-1.6-

8.4K 661 209
                                    

"Nasıl hissediyorsun kendini aşkım, hm?"

Gözlerini sıkıca açıp kapattığında gülümseyip oksijen maskesini sıyırdım ve kuru dudaklarını öpücüklerimle nemlendirdim. Öpmeye çalışmıştı beni, kıkırdadım, burnumu boynuna yaslayarak nefeslendim biraz.

"Geçecek hepsi, canın yanıyor mu?
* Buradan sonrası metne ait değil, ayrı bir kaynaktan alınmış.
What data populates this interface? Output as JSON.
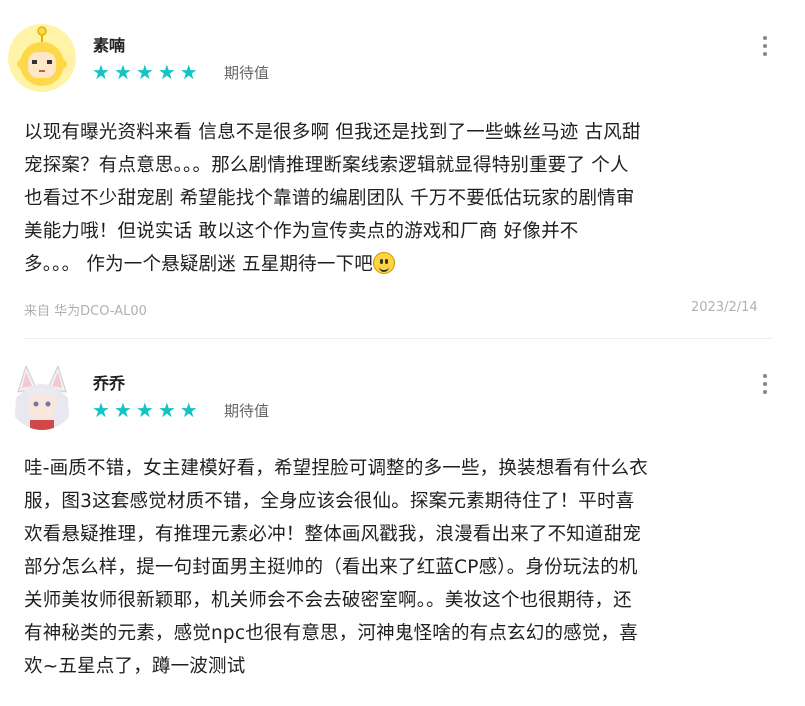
{
  "reviews": [
    {
      "username": "素喃",
      "stars": [
        "★",
        "★",
        "★",
        "★",
        "★"
      ],
      "rating_label": "期待值",
      "avatar_icon": "yellow-cartoon-avatar",
      "text": "以现有曝光资料来看 信息不是很多啊 但我还是找到了一些蛛丝马迹 古风甜\n宠探案？有点意思。。。那么剧情推理断案线索逻辑就显得特别重要了 个人\n也看过不少甜宠剧 希望能找个靠谱的编剧团队 千万不要低估玩家的剧情审\n美能力哦！但说实话 敢以这个作为宣传卖点的游戏和厂商 好像并不\n多。。。 作为一个悬疑剧迷 五星期待一下吧",
      "device": "来自 华为DCO-AL00",
      "date": "2023/2/14"
    },
    {
      "username": "乔乔",
      "stars": [
        "★",
        "★",
        "★",
        "★",
        "★"
      ],
      "rating_label": "期待值",
      "avatar_icon": "fox-ear-girl-avatar",
      "text": "哇-画质不错，女主建模好看，希望捏脸可调整的多一些，换装想看有什么衣\n服，图3这套感觉材质不错，全身应该会很仙。探案元素期待住了！平时喜\n欢看悬疑推理，有推理元素必冲！整体画风戳我，浪漫看出来了不知道甜宠\n部分怎么样，提一句封面男主挺帅的（看出来了红蓝CP感）。身份玩法的机\n关师美妆师很新颖耶，机关师会不会去破密室啊。。美妆这个也很期待，还\n有神秘类的元素，感觉npc也很有意思，河神鬼怪啥的有点玄幻的感觉，喜\n欢~五星点了，蹲一波测试"
    }
  ],
  "colors": {
    "star": "#14c3c3",
    "meta": "#b0b0b0"
  },
  "icons": {
    "emoji": "grinning-face-emoji",
    "menu": "more-vertical-icon"
  }
}
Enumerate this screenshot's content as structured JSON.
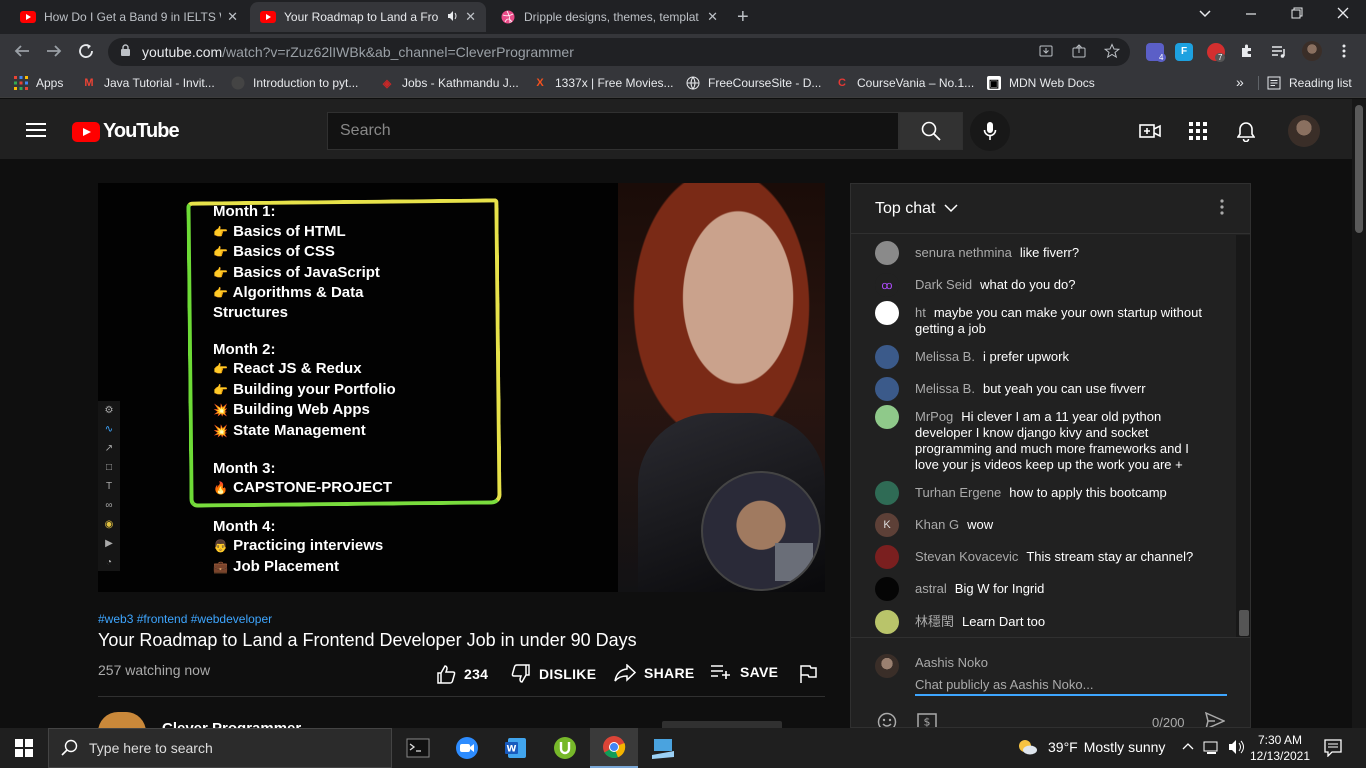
{
  "browser": {
    "tabs": [
      {
        "title": "How Do I Get a Band 9 in IELTS W",
        "close": "✕"
      },
      {
        "title": "Your Roadmap to Land a Fro",
        "close": "✕"
      },
      {
        "title": "Dripple designs, themes, templat",
        "close": "✕"
      }
    ],
    "new_tab": "+",
    "url_host": "youtube.com",
    "url_path": "/watch?v=rZuz62lIWBk&ab_channel=CleverProgrammer",
    "extension_badges": {
      "teams": "4",
      "record": "7"
    },
    "bookmarks": [
      {
        "label": "Apps"
      },
      {
        "label": "Java Tutorial - Invit..."
      },
      {
        "label": "Introduction to pyt..."
      },
      {
        "label": "Jobs - Kathmandu J..."
      },
      {
        "label": "1337x | Free Movies..."
      },
      {
        "label": "FreeCourseSite - D..."
      },
      {
        "label": "CourseVania – No.1..."
      },
      {
        "label": "MDN Web Docs"
      }
    ],
    "bookmarks_more": "»",
    "reading_list": "Reading list"
  },
  "youtube": {
    "logo_text": "YouTube",
    "search_placeholder": "Search"
  },
  "video": {
    "roadmap": [
      {
        "text": "Month 1:",
        "emoji": ""
      },
      {
        "text": "Basics of HTML",
        "emoji": "👉"
      },
      {
        "text": "Basics of CSS",
        "emoji": "👉"
      },
      {
        "text": "Basics of JavaScript",
        "emoji": "👉"
      },
      {
        "text": "Algorithms & Data",
        "emoji": "👉"
      },
      {
        "text": "Structures",
        "emoji": ""
      },
      {
        "text": "Month 2:",
        "emoji": ""
      },
      {
        "text": "React JS & Redux",
        "emoji": "👉"
      },
      {
        "text": "Building your Portfolio",
        "emoji": "👉"
      },
      {
        "text": "Building Web Apps",
        "emoji": "💥"
      },
      {
        "text": "State Management",
        "emoji": "💥"
      },
      {
        "text": "Month 3:",
        "emoji": ""
      },
      {
        "text": "CAPSTONE-PROJECT",
        "emoji": "🔥"
      },
      {
        "text": "Month 4:",
        "emoji": ""
      },
      {
        "text": "Practicing interviews",
        "emoji": "👨"
      },
      {
        "text": "Job Placement",
        "emoji": "💼"
      }
    ],
    "hashtags": "#web3 #frontend #webdeveloper",
    "title": "Your Roadmap to Land a Frontend Developer Job in under 90 Days",
    "watching": "257 watching now",
    "likes": "234",
    "dislike_label": "DISLIKE",
    "share_label": "SHARE",
    "save_label": "SAVE",
    "channel_name": "Clever Programmer"
  },
  "chat": {
    "header": "Top chat",
    "messages": [
      {
        "author": "senura nethmina",
        "text": "like fiverr?",
        "avatar_color": "#8a8a8a",
        "initial": ""
      },
      {
        "author": "Dark Seid",
        "text": "what do you do?",
        "avatar_color": "#212121",
        "initial": "ꝏ"
      },
      {
        "author": "ht",
        "text": "maybe you can make your own startup without getting a job",
        "avatar_color": "#ffffff",
        "initial": ""
      },
      {
        "author": "Melissa B.",
        "text": "i prefer upwork",
        "avatar_color": "#3b5a8a",
        "initial": ""
      },
      {
        "author": "Melissa B.",
        "text": "but yeah you can use fivverr",
        "avatar_color": "#3b5a8a",
        "initial": ""
      },
      {
        "author": "MrPog",
        "text": "Hi clever I am a 11 year old python developer I know django kivy and socket programming and much more frameworks and I love your js videos keep up the work you are +",
        "avatar_color": "#8fc98a",
        "initial": ""
      },
      {
        "author": "Turhan Ergene",
        "text": "how to apply this bootcamp",
        "avatar_color": "#2f6b55",
        "initial": ""
      },
      {
        "author": "Khan G",
        "text": "wow",
        "avatar_color": "#5d4037",
        "initial": "K"
      },
      {
        "author": "Stevan Kovacevic",
        "text": "This stream stay ar channel?",
        "avatar_color": "#7a1f1f",
        "initial": ""
      },
      {
        "author": "astral",
        "text": "Big W for Ingrid",
        "avatar_color": "#050505",
        "initial": ""
      },
      {
        "author": "林穩閏",
        "text": "Learn Dart too",
        "avatar_color": "#b9c46a",
        "initial": ""
      }
    ],
    "current_user": "Aashis Noko",
    "input_placeholder": "Chat publicly as Aashis Noko...",
    "char_count": "0/200"
  },
  "taskbar": {
    "search_placeholder": "Type here to search",
    "weather_temp": "39°F",
    "weather_desc": "Mostly sunny",
    "time": "7:30 AM",
    "date": "12/13/2021"
  },
  "colors": {
    "yt_red": "#ff0000",
    "link_blue": "#3ea6ff",
    "box_yellow": "#e7e24a",
    "box_green": "#6ddb36"
  }
}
Benden bir şey istiyor musun?"

Kafasını hafifçe iki yana salladığında yüzü buruştu, derhal ayağa kalkıp başından destekledim.

"Yapma, canın yanıyor, konuşmayalım artık, öylece izleyeyim seni, gitmeyeceğim de bir yere, ayrılmayacağım başından."

Tekrar gözlerini kırpıştırdığında parmaklarını sıkıca elime sardı, eğilip bir sürü öpücük bıraktım beyaz tenine. O sıralarda doktor tekrar girmişti içeri, ayak ucundaki masadan dosyalarını almış, raporları doldurup bize dönmüştü.

"Bay Jeon, konuşmak canınızı yakabilir ama kısa kelimelerle cümle kurun. Yatağı biraz daha dikeltelim, iki gündür sadece uzanıyorsunuz, hareket etmeniz gerek."

"Canı yanacak, nasıl hareket etmesini bekliyorsun sen?"

Huysuzca konuştuğumda doktor yutkunmuş, Jeongguk elimdeki parmaklarını sıkmıştı.

"Çok ağrısı olursa ağrı kesici veririz, ama hareket etmeli. Kollarınızdan yardım alarak bedeninizi hafifçe yükseltin, dikkatli olun. "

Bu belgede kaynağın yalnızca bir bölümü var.